It was a time of political power-play and brutal tyranny. Men and women took to the streets to protest. Dictators put them down with iron force. In the midst of it all, one inconsequential preacher died. And either something miraculous happened, or someone lied.
My Thoughts: This book was definitely not what I expected. Instead of one story arc like you get in most novels, Liars' Gospel tackles the story of Jesus through the viewpoints of several different characters: his mother Mary, Iehuda (or Judas as most know him), Caiaphas-a high priest and Bar-Avo (or Barrabas) a notorious thief.

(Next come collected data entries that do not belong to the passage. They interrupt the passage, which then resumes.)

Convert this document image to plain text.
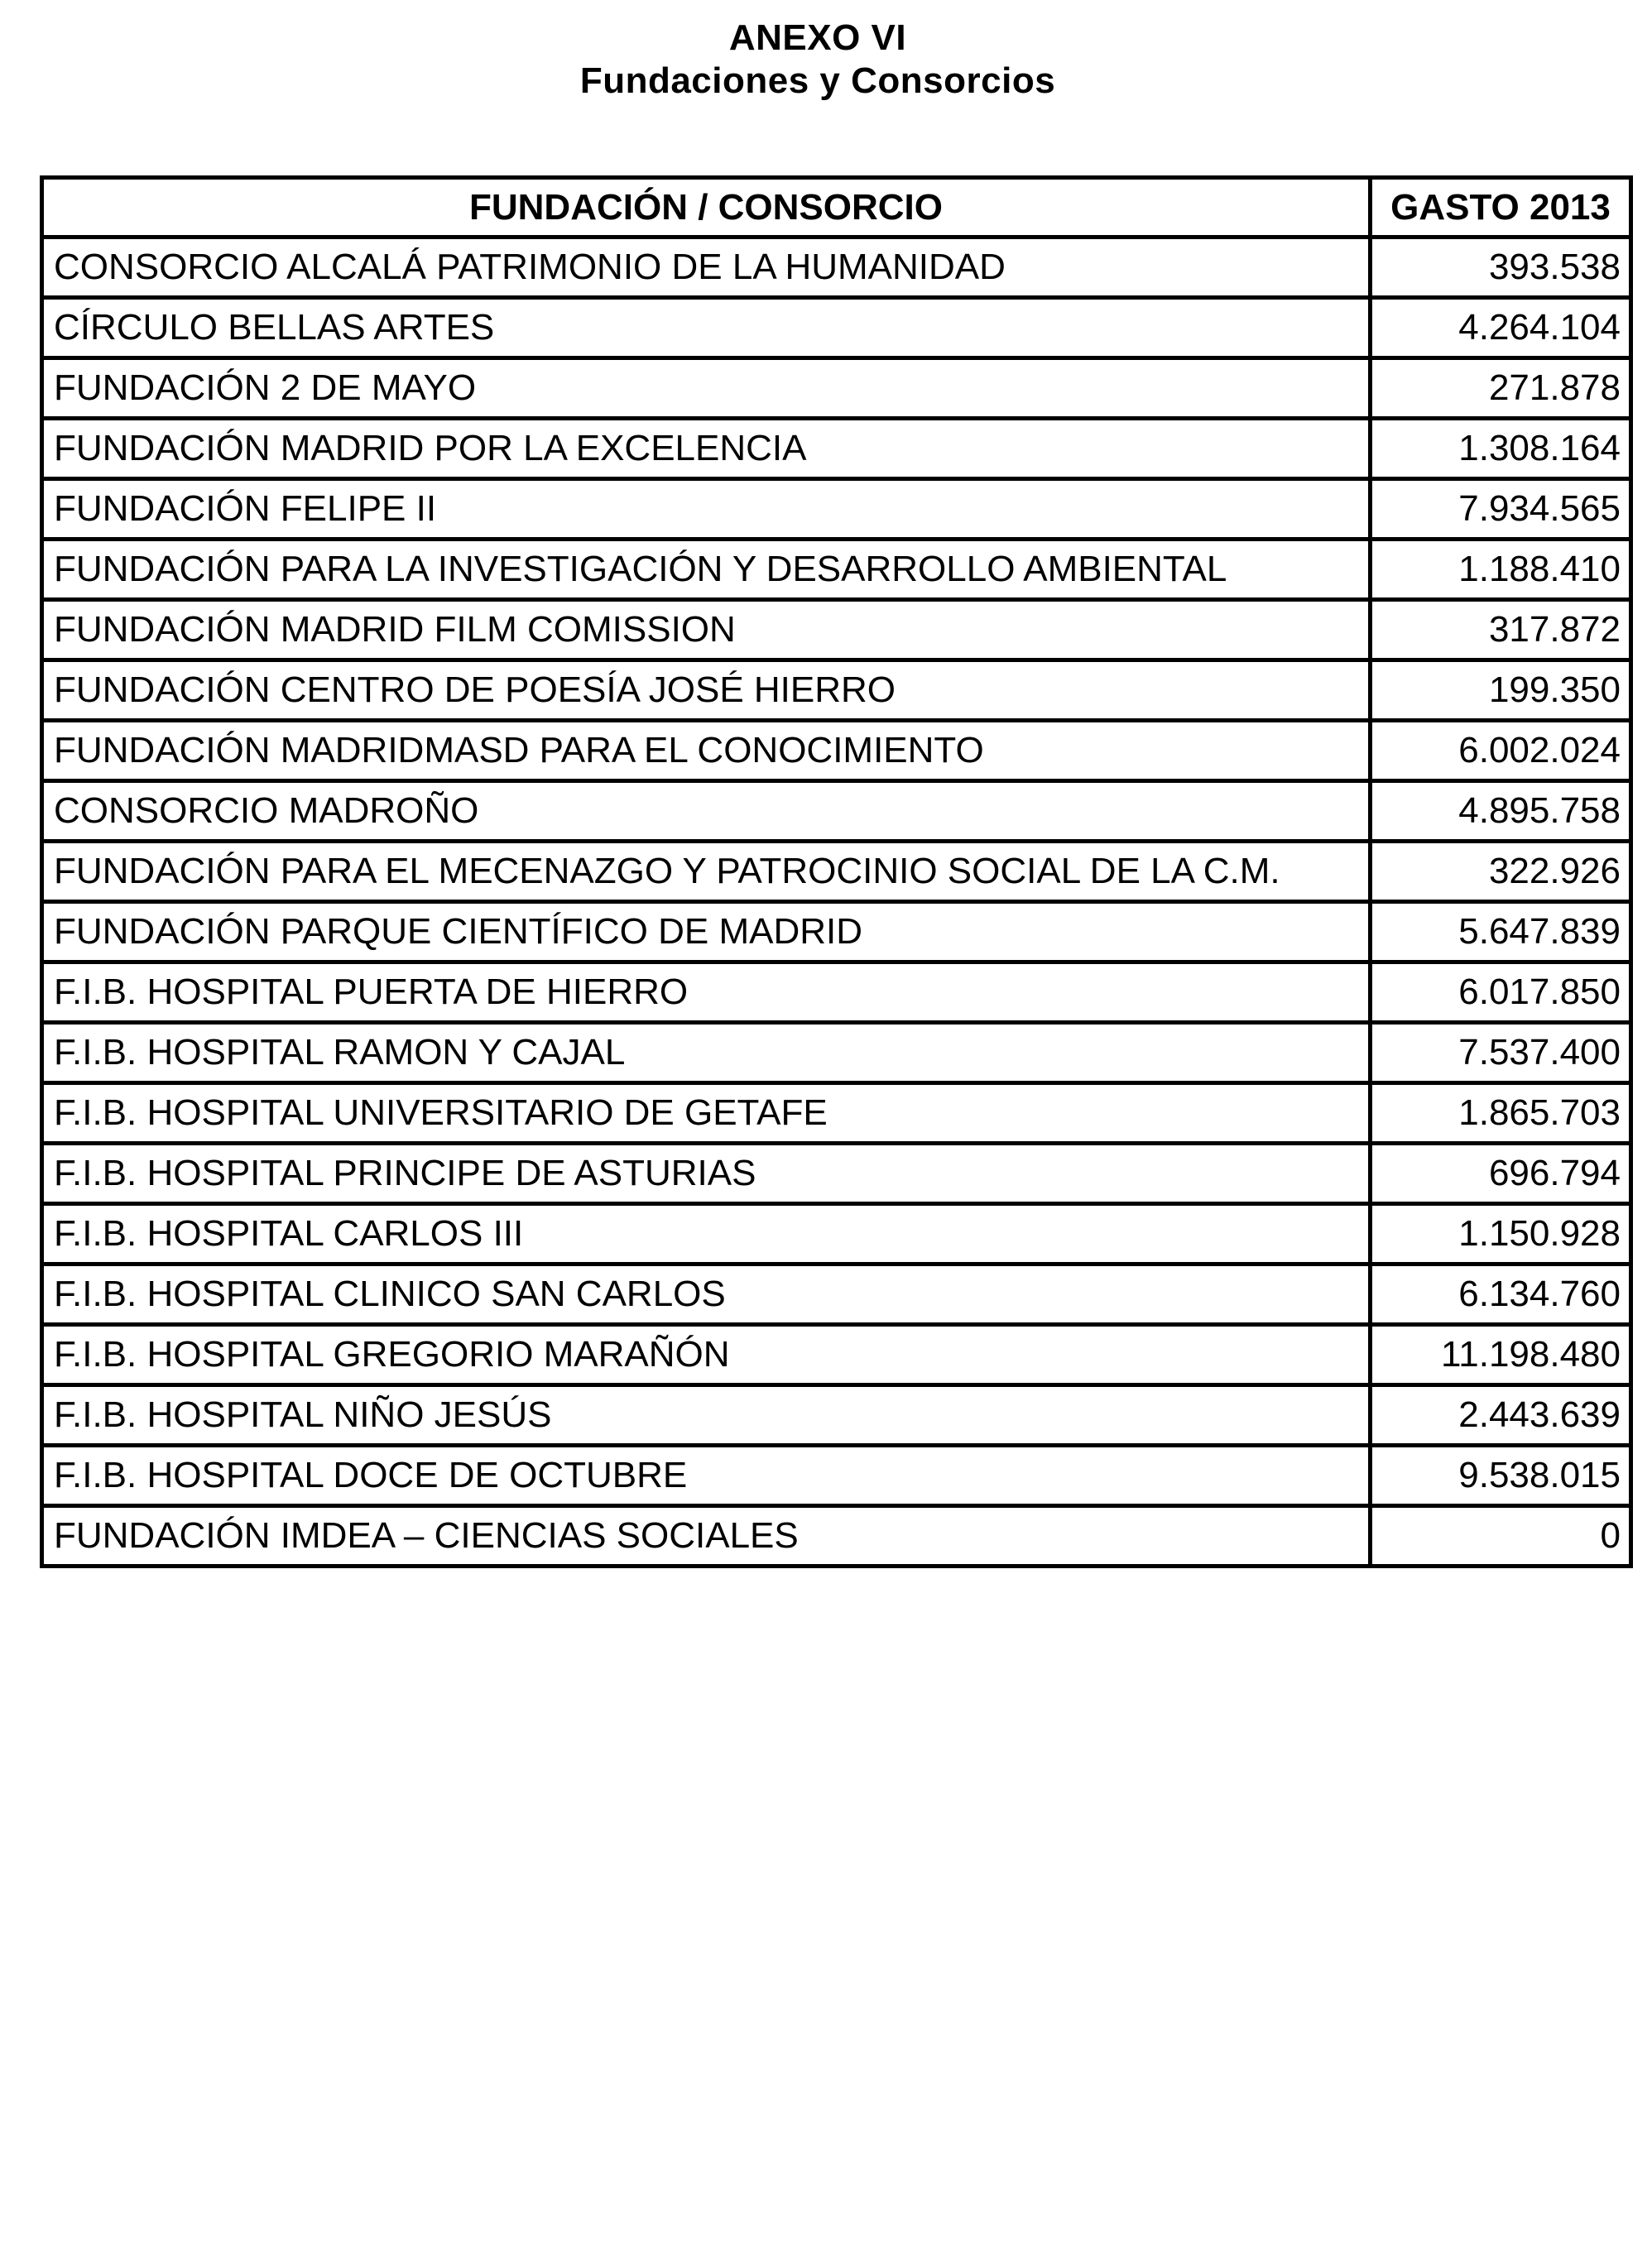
ANEXO VI
Fundaciones y Consorcios
FUNDACIÓN / CONSORCIO	GASTO 2013
CONSORCIO ALCALÁ PATRIMONIO DE LA HUMANIDAD	393.538
CÍRCULO BELLAS ARTES	4.264.104
FUNDACIÓN 2 DE MAYO	271.878
FUNDACIÓN MADRID POR LA EXCELENCIA	1.308.164
FUNDACIÓN FELIPE II	7.934.565
FUNDACIÓN PARA LA INVESTIGACIÓN Y DESARROLLO AMBIENTAL	1.188.410
FUNDACIÓN MADRID FILM COMISSION	317.872
FUNDACIÓN CENTRO DE POESÍA JOSÉ HIERRO	199.350
FUNDACIÓN MADRIDMASD PARA EL CONOCIMIENTO	6.002.024
CONSORCIO MADROÑO	4.895.758
FUNDACIÓN PARA EL MECENAZGO Y PATROCINIO SOCIAL DE LA C.M.	322.926
FUNDACIÓN PARQUE CIENTÍFICO DE MADRID	5.647.839
F.I.B. HOSPITAL PUERTA DE HIERRO	6.017.850
F.I.B. HOSPITAL RAMON Y CAJAL	7.537.400
F.I.B. HOSPITAL UNIVERSITARIO DE GETAFE	1.865.703
F.I.B. HOSPITAL PRINCIPE DE ASTURIAS	696.794
F.I.B. HOSPITAL CARLOS III	1.150.928
F.I.B. HOSPITAL CLINICO SAN CARLOS	6.134.760
F.I.B. HOSPITAL GREGORIO MARAÑÓN	11.198.480
F.I.B. HOSPITAL NIÑO JESÚS	2.443.639
F.I.B. HOSPITAL DOCE DE OCTUBRE	9.538.015
FUNDACIÓN IMDEA – CIENCIAS SOCIALES	0
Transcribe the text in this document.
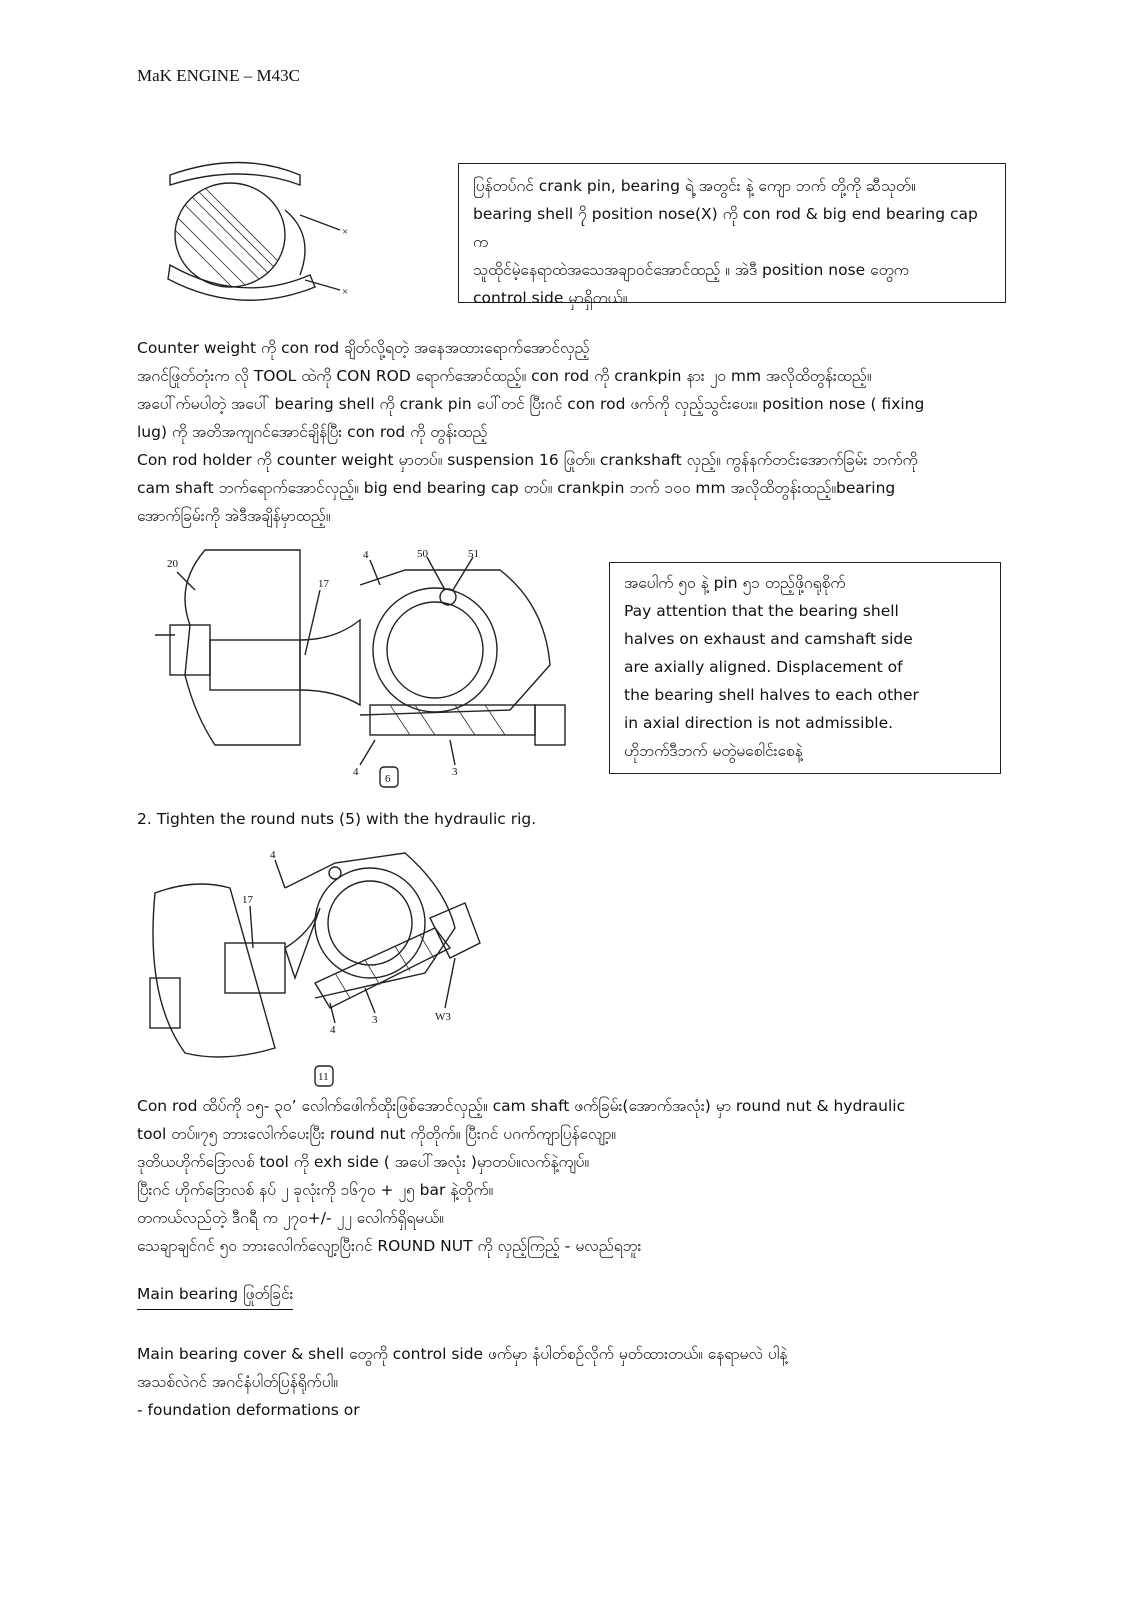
MaK ENGINE – M43C
×
×

ပြန်တပ်ဂင် crank pin, bearing ရဲ့ အတွင်း နဲ့ ကျော ဘက် တို့ကို ဆီသုတ်။

bearing shell ၇ို position nose(X) ကို con rod & big end bearing cap က

သူထိုင်မဲ့နေရာထဲအသေအချာဝင်အောင်ထည့် ။ အဲဒီ position nose တွေက

control side မှာရှိတယ်။

Counter weight ကို con rod ချိတ်လို့ရတဲ့ အနေအထားရောက်အောင်လှည့်

အဂင်ဖြုတ်တုံးက လို TOOL ထဲကို CON ROD ရောက်အောင်ထည့်။ con rod ကို crankpin နား ၂၀ mm အလိုထိတွန်းထည့်။

အပေါ်က်မပါတဲ့ အပေါ် bearing shell ကို crank pin ပေါ်တင် ပြီးဂင် con rod ဖက်ကို လှည့်သွင်းပေး။ position nose ( fixing

lug) ကို အတိအကျဂင်အောင်ချိန်ပြီး con rod ကို တွန်းထည့်

Con rod holder ကို counter weight မှာတပ်။ suspension 16 ဖြုတ်။ crankshaft လှည့်။ ကွန်နက်တင်းအောက်ခြမ်း ဘက်ကို

cam shaft ဘက်ရောက်အောင်လှည့်။ big end bearing cap တပ်။ crankpin ဘက် ၁၀၀ mm အလိုထိတွန်းထည့်။bearing

အောက်ခြမ်းကို အဲဒီအချိန်မှာထည့်။

20
17
4	50	51
4	3
6

အပေါက် ၅၀ နဲ့ pin ၅၁ တည့်ဖို့ဂရုစိုက်

Pay attention that the bearing shell

halves on exhaust and camshaft side

are axially aligned. Displacement of

the bearing shell halves to each other

in axial direction is not admissible.

ဟိုဘက်ဒီဘက် မတွဲမစေါင်းစေနဲ့

2. Tighten the round nuts (5) with the hydraulic rig.
4
17
4
3	W3
11

Con rod ထိပ်ကို ၁၅- ၃၀’ လေါက်ဖေါက်ထိုးဖြစ်အောင်လှည့်။ cam shaft ဖက်ခြမ်း(အောက်အလုံး) မှာ round nut & hydraulic

tool တပ်။၇၅ ဘားလေါက်ပေးပြီး round nut ကိုတိုက်။ ပြီးဂင် ပဂက်ကျာပြန်လျော့။

ဒုတိယဟိုက်ဒြောလစ် tool ကို exh side ( အပေါ်အလုံး )မှာတပ်။လက်နဲ့ကျပ်။

ပြီးဂင် ဟိုက်ဒြောလစ် နပ် ၂ ခုလုံးကို ၁၆၇၀ + ၂၅ bar နဲ့တိုက်။

တကယ်လည်တဲ့ ဒီဂရီ က ၂၇၀+/- ၂၂ လေါက်ရှိရမယ်။

သေချာချင်ဂင် ၅၀ ဘားလေါက်လျော့ပြီးဂင် ROUND NUT ကို လှည့်ကြည့် - မလည်ရဘူး

Main bearing ဖြုတ်ခြင်း

Main bearing cover & shell တွေကို control side ဖက်မှာ နံပါတ်စဉ်လိုက် မှတ်ထားတယ်။ နေရာမလဲ ပါနဲ့

အသစ်လဲဂင် အဂင်နံပါတ်ပြန်ရိုက်ပါ။

- foundation deformations or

This book is not an easy read as it takes an entirely different approach to Yehoshuah. I found it very interesting how the author keeps the main points of Jesus' life intact (a prophet and healer of the sick) but also adding some character attributes that make this version more fallible. Reading this less favorable outlook on Yehoshuah is something that may make Christian readers a little disconcerted. If one is able to look beyond this you may end up viewing this as a worthy read, As each person tells their story in relation to Jesus they shed new light on his character and also on the happenings of the time period. It is like any four people witnessing an event-they are all seeing the same thing but from a different perspective and as each individual is different they are viewing the situation with their unique set of beliefs and emotions. This is what makes this book so intriguing and the author does an admirable job of covering these various angles with making the story all convoluted.
If you are a historical fiction reader who likes quirky or unusual tellings of well known stories I would say give this a go. If you are someone who dislikes historicals that lean more towards story or ones with multiple viewpoints and no straight forward story arc this book may not be your cup of tea.
This book was provided to me by the publisher via NetGalley. These are my honest thoughts on the book.